A free-spirited Franco-Japanese singer, flautist, songwriter and arranger. Maïa's musical universe is unique. She mixes traditional Japanese singing (which she calls "Nippon blues") with electro, pop and rap on lyrics written in French and Japanese. One of her particularities is her great vocal technique - largely unknown to the general public and coming from an island in the south of Japan - which she combines with her percussive and insolent transverse flute. Her modernity comes from her ability to blend her ancestral musical heritages with contemporary sounds, marrying her two cultures with the energy of a punk shaman!


Cradled by music in the wake of her father Pierre Barouh, Maïa began playing instruments at an early age, but the flute was her first weapon in the trade. She began her career at the age of 16 in the Tokyo underground, playing with groups of all kinds, including street bands, drag-queens and striptease dancers, before setting up her own group based on electric bass and percussion, where her vocals became central to a series of concerts and tours throughout the archipelago.
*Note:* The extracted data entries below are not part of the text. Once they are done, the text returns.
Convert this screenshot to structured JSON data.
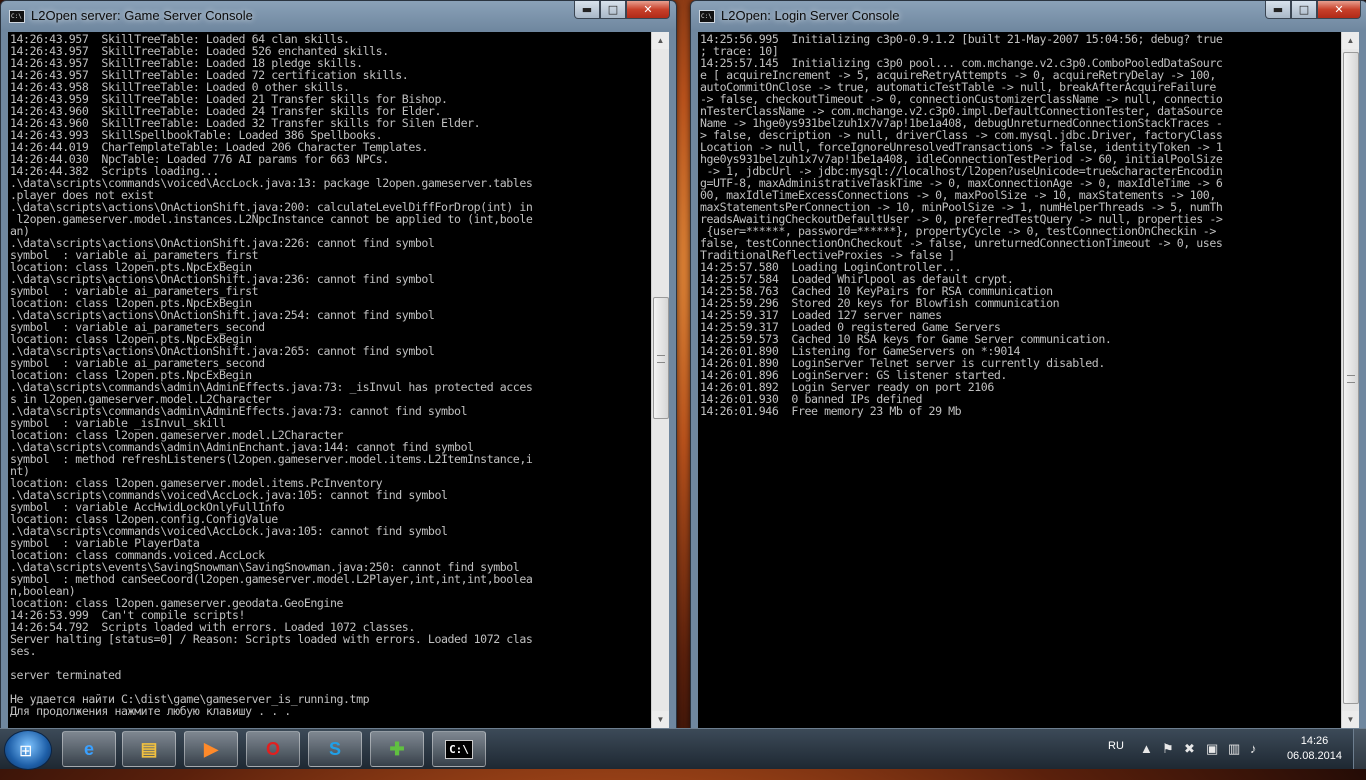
{
  "windows": {
    "game": {
      "title": "L2Open server: Game Server Console",
      "lines": [
        "14:26:43.957  SkillTreeTable: Loaded 64 clan skills.",
        "14:26:43.957  SkillTreeTable: Loaded 526 enchanted skills.",
        "14:26:43.957  SkillTreeTable: Loaded 18 pledge skills.",
        "14:26:43.957  SkillTreeTable: Loaded 72 certification skills.",
        "14:26:43.958  SkillTreeTable: Loaded 0 other skills.",
        "14:26:43.959  SkillTreeTable: Loaded 21 Transfer skills for Bishop.",
        "14:26:43.960  SkillTreeTable: Loaded 24 Transfer skills for Elder.",
        "14:26:43.960  SkillTreeTable: Loaded 32 Transfer skills for Silen Elder.",
        "14:26:43.993  SkillSpellbookTable: Loaded 386 Spellbooks.",
        "14:26:44.019  CharTemplateTable: Loaded 206 Character Templates.",
        "14:26:44.030  NpcTable: Loaded 776 AI params for 663 NPCs.",
        "14:26:44.382  Scripts loading...",
        ".\\data\\scripts\\commands\\voiced\\AccLock.java:13: package l2open.gameserver.tables",
        ".player does not exist",
        ".\\data\\scripts\\actions\\OnActionShift.java:200: calculateLevelDiffForDrop(int) in",
        " l2open.gameserver.model.instances.L2NpcInstance cannot be applied to (int,boole",
        "an)",
        ".\\data\\scripts\\actions\\OnActionShift.java:226: cannot find symbol",
        "symbol  : variable ai_parameters_first",
        "location: class l2open.pts.NpcExBegin",
        ".\\data\\scripts\\actions\\OnActionShift.java:236: cannot find symbol",
        "symbol  : variable ai_parameters_first",
        "location: class l2open.pts.NpcExBegin",
        ".\\data\\scripts\\actions\\OnActionShift.java:254: cannot find symbol",
        "symbol  : variable ai_parameters_second",
        "location: class l2open.pts.NpcExBegin",
        ".\\data\\scripts\\actions\\OnActionShift.java:265: cannot find symbol",
        "symbol  : variable ai_parameters_second",
        "location: class l2open.pts.NpcExBegin",
        ".\\data\\scripts\\commands\\admin\\AdminEffects.java:73: _isInvul has protected acces",
        "s in l2open.gameserver.model.L2Character",
        ".\\data\\scripts\\commands\\admin\\AdminEffects.java:73: cannot find symbol",
        "symbol  : variable _isInvul_skill",
        "location: class l2open.gameserver.model.L2Character",
        ".\\data\\scripts\\commands\\admin\\AdminEnchant.java:144: cannot find symbol",
        "symbol  : method refreshListeners(l2open.gameserver.model.items.L2ItemInstance,i",
        "nt)",
        "location: class l2open.gameserver.model.items.PcInventory",
        ".\\data\\scripts\\commands\\voiced\\AccLock.java:105: cannot find symbol",
        "symbol  : variable AccHwidLockOnlyFullInfo",
        "location: class l2open.config.ConfigValue",
        ".\\data\\scripts\\commands\\voiced\\AccLock.java:105: cannot find symbol",
        "symbol  : variable PlayerData",
        "location: class commands.voiced.AccLock",
        ".\\data\\scripts\\events\\SavingSnowman\\SavingSnowman.java:250: cannot find symbol",
        "symbol  : method canSeeCoord(l2open.gameserver.model.L2Player,int,int,int,boolea",
        "n,boolean)",
        "location: class l2open.gameserver.geodata.GeoEngine",
        "14:26:53.999  Can't compile scripts!",
        "14:26:54.792  Scripts loaded with errors. Loaded 1072 classes.",
        "Server halting [status=0] / Reason: Scripts loaded with errors. Loaded 1072 clas",
        "ses.",
        "",
        "server terminated",
        "",
        "Не удается найти C:\\dist\\game\\gameserver_is_running.tmp",
        "Для продолжения нажмите любую клавишу . . ."
      ]
    },
    "login": {
      "title": "L2Open: Login Server Console",
      "lines": [
        "14:25:56.995  Initializing c3p0-0.9.1.2 [built 21-May-2007 15:04:56; debug? true",
        "; trace: 10]",
        "14:25:57.145  Initializing c3p0 pool... com.mchange.v2.c3p0.ComboPooledDataSourc",
        "e [ acquireIncrement -> 5, acquireRetryAttempts -> 0, acquireRetryDelay -> 100,",
        "autoCommitOnClose -> true, automaticTestTable -> null, breakAfterAcquireFailure",
        "-> false, checkoutTimeout -> 0, connectionCustomizerClassName -> null, connectio",
        "nTesterClassName -> com.mchange.v2.c3p0.impl.DefaultConnectionTester, dataSource",
        "Name -> 1hge0ys931belzuh1x7v7ap!1be1a408, debugUnreturnedConnectionStackTraces -",
        "> false, description -> null, driverClass -> com.mysql.jdbc.Driver, factoryClass",
        "Location -> null, forceIgnoreUnresolvedTransactions -> false, identityToken -> 1",
        "hge0ys931belzuh1x7v7ap!1be1a408, idleConnectionTestPeriod -> 60, initialPoolSize",
        " -> 1, jdbcUrl -> jdbc:mysql://localhost/l2open?useUnicode=true&characterEncodin",
        "g=UTF-8, maxAdministrativeTaskTime -> 0, maxConnectionAge -> 0, maxIdleTime -> 6",
        "00, maxIdleTimeExcessConnections -> 0, maxPoolSize -> 10, maxStatements -> 100,",
        "maxStatementsPerConnection -> 10, minPoolSize -> 1, numHelperThreads -> 5, numTh",
        "readsAwaitingCheckoutDefaultUser -> 0, preferredTestQuery -> null, properties ->",
        " {user=******, password=******}, propertyCycle -> 0, testConnectionOnCheckin ->",
        "false, testConnectionOnCheckout -> false, unreturnedConnectionTimeout -> 0, uses",
        "TraditionalReflectiveProxies -> false ]",
        "14:25:57.580  Loading LoginController...",
        "14:25:57.584  Loaded Whirlpool as default crypt.",
        "14:25:58.763  Cached 10 KeyPairs for RSA communication",
        "14:25:59.296  Stored 20 keys for Blowfish communication",
        "14:25:59.317  Loaded 127 server names",
        "14:25:59.317  Loaded 0 registered Game Servers",
        "14:25:59.573  Cached 10 RSA keys for Game Server communication.",
        "14:26:01.890  Listening for GameServers on *:9014",
        "14:26:01.890  LoginServer Telnet server is currently disabled.",
        "14:26:01.896  LoginServer: GS listener started.",
        "14:26:01.892  Login Server ready on port 2106",
        "14:26:01.930  0 banned IPs defined",
        "14:26:01.946  Free memory 23 Mb of 29 Mb"
      ]
    }
  },
  "caption": {
    "minimize": "▬",
    "maximize": "□",
    "close": "✕"
  },
  "taskbar": {
    "language": "RU",
    "time": "14:26",
    "date": "06.08.2014",
    "items": [
      {
        "name": "internet-explorer-icon",
        "glyph": "e"
      },
      {
        "name": "file-explorer-icon",
        "glyph": "▤"
      },
      {
        "name": "media-player-icon",
        "glyph": "▶"
      },
      {
        "name": "opera-icon",
        "glyph": "O"
      },
      {
        "name": "skype-icon",
        "glyph": "S"
      },
      {
        "name": "green-app-icon",
        "glyph": "✚"
      },
      {
        "name": "command-prompt-icon",
        "glyph": "C:\\"
      }
    ]
  },
  "colors": {
    "console_bg": "#000000",
    "console_fg": "#c0c0c0",
    "close_red": "#c8402a"
  }
}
After an 11-year career in Japan, she met and collaborated with renowned producer Martin Meissonnier, who brought her to Paris to produce the album "Kodama", which she toured throughout Europe for 5 years, before preparing her brand-new project "AIDA": an album evoking her Franco-Japanese identity through lyrics and sound.


With her vast stage experience, her madness, her volcanic energy and her boundless musicality, Maïa Barouh takes us to the heart of her roots, where melancholy and trance, percussion and electronic music, rap and ancestral chants rub shoulders, and captures the audience with her voice that takes you by the gut.